“A política é um espetáculo” – iniciava deste modo a falar o tio, diante do olhar sempre atento do sobrinho e do quase desdenhoso do irmão. Eles estavam acomodados no sofá esparramado na sala em “L” de um dos apartamentos do décimo andar do edifício espremido entre a loja de eletrodomésticos e a academia, que tinham suas portas fechadas, mesmo àquela hora. Chovia muito, com a rua transformada em rio, cujas águas se mostravam incapaz de furar o bloqueio feito de lixo e dejetos com o fim de alcançar a galeria pluvial que um dia fora o córrego das estrelas. Não havia superfícies permeáveis, nem existia outra forma de expulsar toda a água acumulada, ameaçadora e desgovernada, que levava de roldão carros e as placas de dizeres auspiciosos: “não pisem na grama”. “Ajudem a manter sempre limpa nossa cidade”.

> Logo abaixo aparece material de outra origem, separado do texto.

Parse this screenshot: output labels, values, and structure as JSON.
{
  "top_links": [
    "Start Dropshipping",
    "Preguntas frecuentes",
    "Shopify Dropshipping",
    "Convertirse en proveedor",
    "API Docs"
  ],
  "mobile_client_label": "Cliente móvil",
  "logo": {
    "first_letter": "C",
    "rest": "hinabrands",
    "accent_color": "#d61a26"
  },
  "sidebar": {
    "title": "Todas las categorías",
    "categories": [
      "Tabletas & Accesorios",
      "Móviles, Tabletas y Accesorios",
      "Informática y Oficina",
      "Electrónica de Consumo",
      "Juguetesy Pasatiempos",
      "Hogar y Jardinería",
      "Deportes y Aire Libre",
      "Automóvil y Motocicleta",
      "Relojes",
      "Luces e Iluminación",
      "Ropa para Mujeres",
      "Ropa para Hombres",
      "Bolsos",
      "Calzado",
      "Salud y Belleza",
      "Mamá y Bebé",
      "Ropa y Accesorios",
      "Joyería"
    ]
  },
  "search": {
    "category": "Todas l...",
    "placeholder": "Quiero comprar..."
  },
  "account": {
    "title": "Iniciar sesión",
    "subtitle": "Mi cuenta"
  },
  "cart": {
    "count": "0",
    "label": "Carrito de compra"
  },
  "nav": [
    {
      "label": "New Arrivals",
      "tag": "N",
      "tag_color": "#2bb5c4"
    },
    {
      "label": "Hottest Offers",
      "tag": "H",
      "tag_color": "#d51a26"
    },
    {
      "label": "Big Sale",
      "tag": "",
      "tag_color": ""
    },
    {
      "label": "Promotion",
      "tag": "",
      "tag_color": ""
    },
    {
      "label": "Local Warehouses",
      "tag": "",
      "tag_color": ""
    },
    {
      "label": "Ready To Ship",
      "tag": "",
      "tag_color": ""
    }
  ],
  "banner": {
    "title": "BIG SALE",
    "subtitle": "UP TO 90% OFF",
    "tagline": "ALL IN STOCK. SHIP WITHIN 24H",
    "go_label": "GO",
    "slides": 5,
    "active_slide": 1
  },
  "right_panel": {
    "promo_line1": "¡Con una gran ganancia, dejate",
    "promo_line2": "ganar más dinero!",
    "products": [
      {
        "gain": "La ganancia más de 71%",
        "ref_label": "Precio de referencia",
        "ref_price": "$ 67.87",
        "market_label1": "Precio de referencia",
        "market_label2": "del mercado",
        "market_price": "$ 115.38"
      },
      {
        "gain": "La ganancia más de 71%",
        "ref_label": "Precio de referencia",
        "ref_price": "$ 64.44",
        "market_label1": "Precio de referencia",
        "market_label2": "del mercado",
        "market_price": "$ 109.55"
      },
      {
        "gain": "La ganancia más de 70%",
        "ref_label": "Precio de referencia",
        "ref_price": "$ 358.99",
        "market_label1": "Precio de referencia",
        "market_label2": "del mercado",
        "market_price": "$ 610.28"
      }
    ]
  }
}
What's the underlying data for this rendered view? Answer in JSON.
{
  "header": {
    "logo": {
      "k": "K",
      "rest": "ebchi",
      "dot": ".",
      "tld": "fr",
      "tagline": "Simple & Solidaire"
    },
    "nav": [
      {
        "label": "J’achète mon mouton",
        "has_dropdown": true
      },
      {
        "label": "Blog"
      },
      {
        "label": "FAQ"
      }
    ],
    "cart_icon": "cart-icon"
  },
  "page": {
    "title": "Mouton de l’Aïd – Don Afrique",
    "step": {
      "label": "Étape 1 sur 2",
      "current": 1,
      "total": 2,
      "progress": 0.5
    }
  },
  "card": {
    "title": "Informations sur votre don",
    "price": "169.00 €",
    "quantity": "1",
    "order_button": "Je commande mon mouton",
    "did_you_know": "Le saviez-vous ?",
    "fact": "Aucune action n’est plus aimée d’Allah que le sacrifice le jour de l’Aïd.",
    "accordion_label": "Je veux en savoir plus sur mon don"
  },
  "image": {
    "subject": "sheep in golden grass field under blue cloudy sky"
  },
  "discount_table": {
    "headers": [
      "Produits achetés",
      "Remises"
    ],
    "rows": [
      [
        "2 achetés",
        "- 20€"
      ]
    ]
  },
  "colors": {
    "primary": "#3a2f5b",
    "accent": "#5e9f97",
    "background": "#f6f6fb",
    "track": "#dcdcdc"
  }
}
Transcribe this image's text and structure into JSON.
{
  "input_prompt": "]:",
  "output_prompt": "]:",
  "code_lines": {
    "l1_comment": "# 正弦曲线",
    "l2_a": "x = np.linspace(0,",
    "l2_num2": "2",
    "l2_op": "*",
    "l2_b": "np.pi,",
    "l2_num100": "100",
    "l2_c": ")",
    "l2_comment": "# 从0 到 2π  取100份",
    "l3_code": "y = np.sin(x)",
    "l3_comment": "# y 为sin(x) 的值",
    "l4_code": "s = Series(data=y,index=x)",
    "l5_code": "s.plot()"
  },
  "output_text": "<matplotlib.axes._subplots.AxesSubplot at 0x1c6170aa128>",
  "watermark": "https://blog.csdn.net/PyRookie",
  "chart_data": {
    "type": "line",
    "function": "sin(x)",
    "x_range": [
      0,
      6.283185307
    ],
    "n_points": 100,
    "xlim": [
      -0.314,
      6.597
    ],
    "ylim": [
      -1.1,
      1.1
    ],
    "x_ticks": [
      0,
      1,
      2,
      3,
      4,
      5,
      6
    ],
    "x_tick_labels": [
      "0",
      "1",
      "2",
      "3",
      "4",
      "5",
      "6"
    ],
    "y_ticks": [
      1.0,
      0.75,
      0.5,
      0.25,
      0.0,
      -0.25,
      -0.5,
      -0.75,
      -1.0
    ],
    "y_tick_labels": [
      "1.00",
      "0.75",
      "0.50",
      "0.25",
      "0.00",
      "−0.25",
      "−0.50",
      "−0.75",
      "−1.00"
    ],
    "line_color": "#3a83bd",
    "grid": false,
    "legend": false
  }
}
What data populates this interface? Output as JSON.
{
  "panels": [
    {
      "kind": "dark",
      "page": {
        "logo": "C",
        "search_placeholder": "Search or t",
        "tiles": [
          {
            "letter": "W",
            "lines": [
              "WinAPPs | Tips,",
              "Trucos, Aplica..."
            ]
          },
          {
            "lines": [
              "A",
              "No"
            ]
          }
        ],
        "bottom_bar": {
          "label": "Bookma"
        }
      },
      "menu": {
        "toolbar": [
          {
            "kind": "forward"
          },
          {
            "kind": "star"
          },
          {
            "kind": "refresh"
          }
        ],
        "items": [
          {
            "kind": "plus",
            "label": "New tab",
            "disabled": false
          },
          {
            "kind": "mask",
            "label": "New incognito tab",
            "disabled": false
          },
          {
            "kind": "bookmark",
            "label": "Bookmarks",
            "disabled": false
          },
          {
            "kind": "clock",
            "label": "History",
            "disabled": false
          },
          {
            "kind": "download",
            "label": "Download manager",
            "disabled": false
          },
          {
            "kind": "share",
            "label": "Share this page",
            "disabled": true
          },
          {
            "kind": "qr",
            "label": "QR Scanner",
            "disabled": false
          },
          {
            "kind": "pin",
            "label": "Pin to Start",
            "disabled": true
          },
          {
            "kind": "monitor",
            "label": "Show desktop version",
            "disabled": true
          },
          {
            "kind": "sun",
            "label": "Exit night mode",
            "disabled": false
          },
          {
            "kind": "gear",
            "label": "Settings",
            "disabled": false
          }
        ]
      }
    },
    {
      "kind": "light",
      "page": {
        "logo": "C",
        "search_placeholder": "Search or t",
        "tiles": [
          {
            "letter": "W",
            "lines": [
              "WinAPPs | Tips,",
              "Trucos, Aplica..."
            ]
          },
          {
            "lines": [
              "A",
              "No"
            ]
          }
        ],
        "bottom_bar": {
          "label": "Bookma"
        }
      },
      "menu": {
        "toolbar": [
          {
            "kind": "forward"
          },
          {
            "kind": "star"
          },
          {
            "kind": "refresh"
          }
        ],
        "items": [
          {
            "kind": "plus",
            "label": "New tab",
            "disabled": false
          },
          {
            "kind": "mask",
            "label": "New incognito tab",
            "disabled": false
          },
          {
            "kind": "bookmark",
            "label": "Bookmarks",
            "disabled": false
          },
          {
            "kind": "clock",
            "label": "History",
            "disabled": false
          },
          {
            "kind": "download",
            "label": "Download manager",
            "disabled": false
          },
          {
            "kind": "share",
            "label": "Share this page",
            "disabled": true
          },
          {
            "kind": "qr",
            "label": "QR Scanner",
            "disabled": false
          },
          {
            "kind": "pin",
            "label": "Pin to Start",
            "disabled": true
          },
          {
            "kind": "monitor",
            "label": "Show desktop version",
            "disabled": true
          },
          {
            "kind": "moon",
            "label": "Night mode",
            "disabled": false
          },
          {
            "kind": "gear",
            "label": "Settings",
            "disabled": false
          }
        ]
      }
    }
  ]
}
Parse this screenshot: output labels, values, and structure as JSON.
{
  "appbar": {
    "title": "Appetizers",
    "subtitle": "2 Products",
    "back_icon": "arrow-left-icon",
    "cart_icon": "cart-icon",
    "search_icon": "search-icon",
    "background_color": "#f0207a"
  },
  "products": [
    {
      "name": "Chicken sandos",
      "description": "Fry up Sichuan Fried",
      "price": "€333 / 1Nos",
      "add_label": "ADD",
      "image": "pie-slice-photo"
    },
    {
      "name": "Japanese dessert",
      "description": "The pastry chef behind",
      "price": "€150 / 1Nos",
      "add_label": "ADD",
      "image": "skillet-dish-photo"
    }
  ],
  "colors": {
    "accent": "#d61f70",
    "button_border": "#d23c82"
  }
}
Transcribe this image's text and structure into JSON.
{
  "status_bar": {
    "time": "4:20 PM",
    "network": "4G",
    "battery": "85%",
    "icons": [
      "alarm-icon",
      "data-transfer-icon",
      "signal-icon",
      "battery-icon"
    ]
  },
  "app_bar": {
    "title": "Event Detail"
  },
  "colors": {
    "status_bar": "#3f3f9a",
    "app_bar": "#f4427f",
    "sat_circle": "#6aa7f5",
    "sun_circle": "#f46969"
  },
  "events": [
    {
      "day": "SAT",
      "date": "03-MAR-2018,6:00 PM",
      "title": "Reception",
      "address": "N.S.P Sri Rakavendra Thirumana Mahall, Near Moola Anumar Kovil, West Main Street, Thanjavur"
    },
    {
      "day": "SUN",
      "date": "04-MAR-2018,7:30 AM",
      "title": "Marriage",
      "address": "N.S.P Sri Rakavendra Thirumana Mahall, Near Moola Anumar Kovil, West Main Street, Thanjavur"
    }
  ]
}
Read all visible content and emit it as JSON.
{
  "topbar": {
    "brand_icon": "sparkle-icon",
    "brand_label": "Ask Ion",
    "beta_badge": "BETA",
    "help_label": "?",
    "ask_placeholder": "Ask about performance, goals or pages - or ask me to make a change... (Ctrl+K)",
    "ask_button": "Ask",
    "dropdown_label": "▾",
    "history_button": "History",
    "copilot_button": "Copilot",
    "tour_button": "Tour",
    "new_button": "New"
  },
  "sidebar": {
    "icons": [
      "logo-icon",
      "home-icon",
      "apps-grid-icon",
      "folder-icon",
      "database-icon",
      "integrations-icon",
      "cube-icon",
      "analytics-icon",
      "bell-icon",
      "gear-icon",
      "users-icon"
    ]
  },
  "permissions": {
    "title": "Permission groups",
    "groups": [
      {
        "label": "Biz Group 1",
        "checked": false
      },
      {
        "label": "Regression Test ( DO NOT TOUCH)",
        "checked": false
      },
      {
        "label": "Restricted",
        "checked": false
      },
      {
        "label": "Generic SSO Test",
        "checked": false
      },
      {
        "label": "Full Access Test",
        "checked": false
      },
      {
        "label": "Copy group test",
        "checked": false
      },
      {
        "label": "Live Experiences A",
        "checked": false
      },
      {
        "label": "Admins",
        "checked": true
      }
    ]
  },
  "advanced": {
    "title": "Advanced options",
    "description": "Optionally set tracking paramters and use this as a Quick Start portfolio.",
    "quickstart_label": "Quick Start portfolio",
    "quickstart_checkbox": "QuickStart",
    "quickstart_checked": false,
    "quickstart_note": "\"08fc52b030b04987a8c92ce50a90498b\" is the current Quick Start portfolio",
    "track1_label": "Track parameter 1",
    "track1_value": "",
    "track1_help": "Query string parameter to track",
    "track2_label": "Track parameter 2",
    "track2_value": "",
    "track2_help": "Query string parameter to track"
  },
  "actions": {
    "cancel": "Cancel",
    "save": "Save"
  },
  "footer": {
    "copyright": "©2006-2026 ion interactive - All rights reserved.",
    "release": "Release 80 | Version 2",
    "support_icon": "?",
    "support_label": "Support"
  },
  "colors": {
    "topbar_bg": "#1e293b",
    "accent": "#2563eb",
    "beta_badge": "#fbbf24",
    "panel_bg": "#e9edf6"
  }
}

Reprise de um filme antigo, de igual “script”. Mesmo assim, nenhuma providência se tomava para diminuir o impacto das enchentes de março. “Faltou vontade política” – chegou a dizer o pai, em meio à taciturnidade do filho e o gesto desaprovador do irmão. “Triste destino... Herança maldita de desgovernos passados” – continuou pesaroso, enquanto o filho deixava escorregar a mão pelos seus cabelos, já grisalho. “A resposta da população virá das urnas...” – observou o filho. “Este ano tem eleição... Haverá troco” – arrematou o garoto. “Nem pensar... Temos que reconduzir o Alberto... Não podemos correr o risco do retorno da corja que saqueou os cofres públicos...” – vociferou o pai. “Aprovas a atual gestão?” – indagou-lhe o irmão. “Sim... Sem dúvida” - respondeu de pronto. “O que há de benfeitoria, papai?” “Muita coisa...” “Diga apenas uma, meu irmão”. “Ah!... Acabou-se a farra com os recursos...” – atalhou-se. “Quem garante?” – provocou o filho, diante do olhar reprovador do pai, o qual respondeu: “Tem-se, agora, um governo sério...” “É... Estamos vendo... Desastres ecológicos e a pobreza...” – balbuciou o filho. “Resultado das gestões passadas...” – retrucou o pai. “Mas... O que está sendo feito neste mandato?” – perguntou o filho. “Nada...” – antecipou-se o garoto. “Não seja ingrato...” – repreendeu-lhe o pai. “Eu... Ingrato!... Não mesmo...” “Você... Sim...” “Mas...” “Melhor não dizer nada”.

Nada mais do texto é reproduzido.